Kondisi ini kemudian mengokohkan lingkaran setan antara korupsi dan kemiskinan. Korupsi merampas sumber daya yang seharusnya dialokasikan untuk pembangunan masyarakat dan peningkatan kualitas hidup, sementara kemiskinan menciptakan kondisi yang menyuburkan lebih banyak lagi korupsi, karena individu-individu yang putus asa mencari jalan pintas untuk keluar dari keadaan mereka. Siklus ini di samping mempersulit pencapaian keadilan sosial dan kesetaraan ekonomi juga mengikis fondasi dari tatanan sosial yang sehat dan meruntuhkan integritas sistem sosial. Kelompok-kelompok radikal dan ekstremis cenderung tumbuh-kembang dalam situasi seperti ini.

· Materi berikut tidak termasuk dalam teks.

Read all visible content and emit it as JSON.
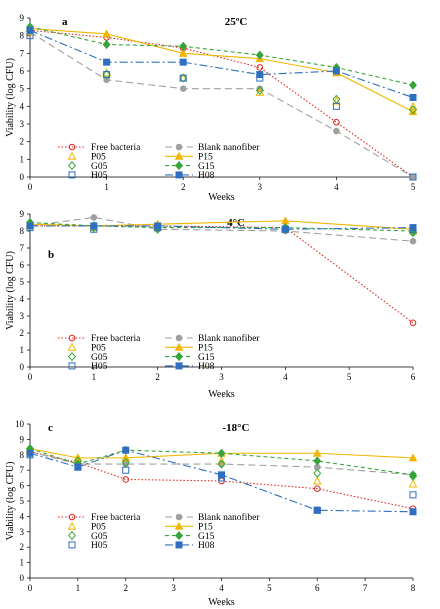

Kompromi elite memang tidak dapat dihindari, dan stabilitas politik juga dibutuhkan untuk menciptakan kehidupan masyarakat yang sejahtera dan damai. Tetapi, kompromi elite yang berlebihan, tanpa dilandasi ideologi dan gagasan, berkonsekuensi pada peminggiran ideologi dan nilai dalam berpolitik. Akibatnya, kualitas demokrasi semakin tergerus dan berujung pada terabaikannya kepentingan rakyat. Politik dagang sapi mereduksi pemilu hanya sekedar kontestasi di antara para elite politik. Padahal, pemilu pada hakikatnya merupakan mekanisme pertarungan ideologi dan gagasan dalam konteks pengelolaan negara serta pemerintahan yang bermuara pada kesejahteraan rakyat. Artinya, politik dagang sapi menjauhkan peran publik dalam proses politik yang substantif. Publik atau masyarakat pemilih hanya dijadikan objek yang sekedar diincar suaranya. Pemilu seolah-olah permainan para elite untuk meraih porsi terbesar dari kue kekuasaan di mana pemenangnya ditentukan berdasarkan angka-angka persentase suara.

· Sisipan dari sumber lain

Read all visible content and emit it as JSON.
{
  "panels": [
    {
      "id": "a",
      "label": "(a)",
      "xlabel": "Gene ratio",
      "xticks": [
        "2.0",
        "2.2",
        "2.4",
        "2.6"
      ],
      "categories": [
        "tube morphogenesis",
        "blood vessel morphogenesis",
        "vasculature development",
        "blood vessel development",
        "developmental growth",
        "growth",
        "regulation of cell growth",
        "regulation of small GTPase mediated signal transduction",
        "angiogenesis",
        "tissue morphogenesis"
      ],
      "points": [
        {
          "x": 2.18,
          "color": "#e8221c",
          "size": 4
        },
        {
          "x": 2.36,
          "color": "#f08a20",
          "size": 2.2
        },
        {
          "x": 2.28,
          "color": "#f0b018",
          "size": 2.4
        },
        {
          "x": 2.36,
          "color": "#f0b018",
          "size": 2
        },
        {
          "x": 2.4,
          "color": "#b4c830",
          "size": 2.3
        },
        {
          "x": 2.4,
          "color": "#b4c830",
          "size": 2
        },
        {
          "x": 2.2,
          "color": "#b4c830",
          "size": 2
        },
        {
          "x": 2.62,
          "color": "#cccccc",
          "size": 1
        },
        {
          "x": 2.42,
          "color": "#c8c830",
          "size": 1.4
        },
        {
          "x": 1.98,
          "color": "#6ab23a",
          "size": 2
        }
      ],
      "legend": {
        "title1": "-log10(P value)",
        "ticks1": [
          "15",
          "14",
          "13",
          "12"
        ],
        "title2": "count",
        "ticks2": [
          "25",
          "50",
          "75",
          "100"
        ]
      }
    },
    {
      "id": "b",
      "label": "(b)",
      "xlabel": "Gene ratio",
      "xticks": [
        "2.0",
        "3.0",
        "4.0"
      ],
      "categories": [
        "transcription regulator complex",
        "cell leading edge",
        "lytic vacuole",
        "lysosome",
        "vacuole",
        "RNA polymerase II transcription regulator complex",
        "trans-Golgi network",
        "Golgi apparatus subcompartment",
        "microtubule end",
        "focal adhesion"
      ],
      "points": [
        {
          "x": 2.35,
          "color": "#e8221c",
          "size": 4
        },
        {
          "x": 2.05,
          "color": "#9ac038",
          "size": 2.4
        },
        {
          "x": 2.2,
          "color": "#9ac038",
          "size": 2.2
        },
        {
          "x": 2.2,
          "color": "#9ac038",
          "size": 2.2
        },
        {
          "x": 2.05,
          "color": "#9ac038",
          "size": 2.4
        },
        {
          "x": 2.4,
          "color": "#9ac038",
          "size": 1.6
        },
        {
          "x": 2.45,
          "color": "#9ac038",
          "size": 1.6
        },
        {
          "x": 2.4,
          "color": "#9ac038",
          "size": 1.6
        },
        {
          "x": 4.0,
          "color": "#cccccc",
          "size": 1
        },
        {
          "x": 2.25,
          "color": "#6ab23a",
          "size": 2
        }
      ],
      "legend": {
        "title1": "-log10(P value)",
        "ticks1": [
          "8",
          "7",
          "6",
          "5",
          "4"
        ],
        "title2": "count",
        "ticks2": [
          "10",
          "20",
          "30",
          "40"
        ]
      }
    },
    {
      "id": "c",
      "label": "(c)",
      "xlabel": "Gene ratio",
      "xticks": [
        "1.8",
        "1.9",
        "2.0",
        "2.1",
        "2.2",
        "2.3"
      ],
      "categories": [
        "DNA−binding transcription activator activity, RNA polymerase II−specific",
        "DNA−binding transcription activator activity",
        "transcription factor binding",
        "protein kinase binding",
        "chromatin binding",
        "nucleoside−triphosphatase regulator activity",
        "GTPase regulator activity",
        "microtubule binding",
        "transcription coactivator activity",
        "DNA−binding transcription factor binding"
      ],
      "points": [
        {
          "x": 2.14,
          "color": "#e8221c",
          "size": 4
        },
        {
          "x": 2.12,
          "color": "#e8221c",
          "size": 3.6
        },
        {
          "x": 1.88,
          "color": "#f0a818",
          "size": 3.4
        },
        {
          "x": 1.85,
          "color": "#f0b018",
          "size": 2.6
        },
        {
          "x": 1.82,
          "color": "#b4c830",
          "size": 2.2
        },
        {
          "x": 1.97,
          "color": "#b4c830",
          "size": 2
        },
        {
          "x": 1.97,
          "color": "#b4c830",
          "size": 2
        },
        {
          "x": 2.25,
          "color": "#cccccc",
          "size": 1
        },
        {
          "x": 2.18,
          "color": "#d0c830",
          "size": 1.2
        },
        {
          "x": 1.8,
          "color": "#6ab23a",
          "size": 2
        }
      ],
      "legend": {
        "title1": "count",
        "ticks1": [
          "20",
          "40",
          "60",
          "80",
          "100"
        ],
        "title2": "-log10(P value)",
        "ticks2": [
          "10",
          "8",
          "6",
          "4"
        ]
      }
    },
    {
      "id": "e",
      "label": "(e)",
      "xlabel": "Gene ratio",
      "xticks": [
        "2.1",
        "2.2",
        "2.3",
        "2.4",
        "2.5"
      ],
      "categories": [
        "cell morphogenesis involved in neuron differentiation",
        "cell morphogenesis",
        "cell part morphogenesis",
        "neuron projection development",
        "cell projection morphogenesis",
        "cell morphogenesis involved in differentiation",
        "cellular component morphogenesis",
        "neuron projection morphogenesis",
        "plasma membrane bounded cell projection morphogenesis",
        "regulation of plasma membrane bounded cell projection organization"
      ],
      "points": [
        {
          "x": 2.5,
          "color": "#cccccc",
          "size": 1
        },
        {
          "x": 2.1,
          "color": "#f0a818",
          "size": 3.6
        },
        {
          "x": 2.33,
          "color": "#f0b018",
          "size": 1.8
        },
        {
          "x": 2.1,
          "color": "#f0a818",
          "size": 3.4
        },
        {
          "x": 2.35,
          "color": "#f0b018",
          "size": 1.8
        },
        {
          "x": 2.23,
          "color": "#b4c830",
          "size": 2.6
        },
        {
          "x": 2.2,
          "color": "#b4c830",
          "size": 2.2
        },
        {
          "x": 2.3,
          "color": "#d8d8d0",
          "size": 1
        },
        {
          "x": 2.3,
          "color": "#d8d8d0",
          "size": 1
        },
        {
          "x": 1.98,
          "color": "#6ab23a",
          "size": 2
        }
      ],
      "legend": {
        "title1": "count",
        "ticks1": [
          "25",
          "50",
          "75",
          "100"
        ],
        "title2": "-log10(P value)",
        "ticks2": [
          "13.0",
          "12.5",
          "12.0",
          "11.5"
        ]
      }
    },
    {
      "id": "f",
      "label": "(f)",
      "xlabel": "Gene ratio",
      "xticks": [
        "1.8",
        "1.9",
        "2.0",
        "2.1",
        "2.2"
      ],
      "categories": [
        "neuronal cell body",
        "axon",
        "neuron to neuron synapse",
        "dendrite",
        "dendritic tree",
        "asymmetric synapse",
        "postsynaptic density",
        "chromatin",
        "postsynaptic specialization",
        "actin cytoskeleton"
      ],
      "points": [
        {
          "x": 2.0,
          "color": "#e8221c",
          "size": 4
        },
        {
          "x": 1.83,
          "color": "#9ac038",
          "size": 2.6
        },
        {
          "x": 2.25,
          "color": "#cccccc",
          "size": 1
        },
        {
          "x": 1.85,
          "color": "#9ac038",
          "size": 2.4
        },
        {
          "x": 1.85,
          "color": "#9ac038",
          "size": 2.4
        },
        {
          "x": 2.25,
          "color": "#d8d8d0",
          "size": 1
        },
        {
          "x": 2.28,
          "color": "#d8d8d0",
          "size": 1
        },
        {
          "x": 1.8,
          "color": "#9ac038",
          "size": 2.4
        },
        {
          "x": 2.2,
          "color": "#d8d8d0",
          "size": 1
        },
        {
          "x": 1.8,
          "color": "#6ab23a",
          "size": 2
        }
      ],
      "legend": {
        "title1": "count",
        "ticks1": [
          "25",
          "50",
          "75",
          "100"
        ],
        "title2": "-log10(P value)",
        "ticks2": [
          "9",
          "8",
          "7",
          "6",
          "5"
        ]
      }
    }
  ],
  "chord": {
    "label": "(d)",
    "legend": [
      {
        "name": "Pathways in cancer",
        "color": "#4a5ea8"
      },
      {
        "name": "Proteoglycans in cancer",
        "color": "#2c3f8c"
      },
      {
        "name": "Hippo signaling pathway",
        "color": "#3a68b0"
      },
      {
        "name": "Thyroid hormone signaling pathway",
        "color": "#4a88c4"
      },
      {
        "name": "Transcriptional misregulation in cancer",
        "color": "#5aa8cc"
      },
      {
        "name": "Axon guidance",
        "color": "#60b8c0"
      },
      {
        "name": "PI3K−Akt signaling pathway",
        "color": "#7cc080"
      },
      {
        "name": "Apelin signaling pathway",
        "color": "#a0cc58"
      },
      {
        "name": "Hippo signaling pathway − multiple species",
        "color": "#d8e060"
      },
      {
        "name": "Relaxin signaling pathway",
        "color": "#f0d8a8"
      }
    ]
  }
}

Oleh karena itu, saatnya menghentikan praktik politik dagang sapi dengan meningkatkan kecerdasan politik masyarakat secara substantif. Pendidikan politik yang cenderung formalistik sebagaimana yang dilakukan oleh berbagai institusi pemerintah, penyelenggara negara, dan partai politik terbukti kurang efektif dalam meningkatkan kesadaran politik warga tentang demokrasi. Kita memerlukan lebih banyak intelektual organik, para aktivis yang berdedikasi untuk menyadarkan masyarakat tentang makna demokrasi dan bahaya pragmatisme politik. Selain itu, kita juga harus memperkokoh masyarakat sipil dengan menempatkan mereka sebagai kekuatan yang mampu untuk berhadapan dengan para elite politik, bukan sebagai pion dalam permainan mereka. Kita pun perlu mendorong para elite masyarakat sipil (media, kampus, ormas, LSM, organisasi pemuda) agar merevitalisasi perannya dalam membentuk landasan kekuatan demokrasi yang tangguh, yang dapat mendukung terwujudnya sistem politik yang benar-benar mengedepankan kepentingan rakyat.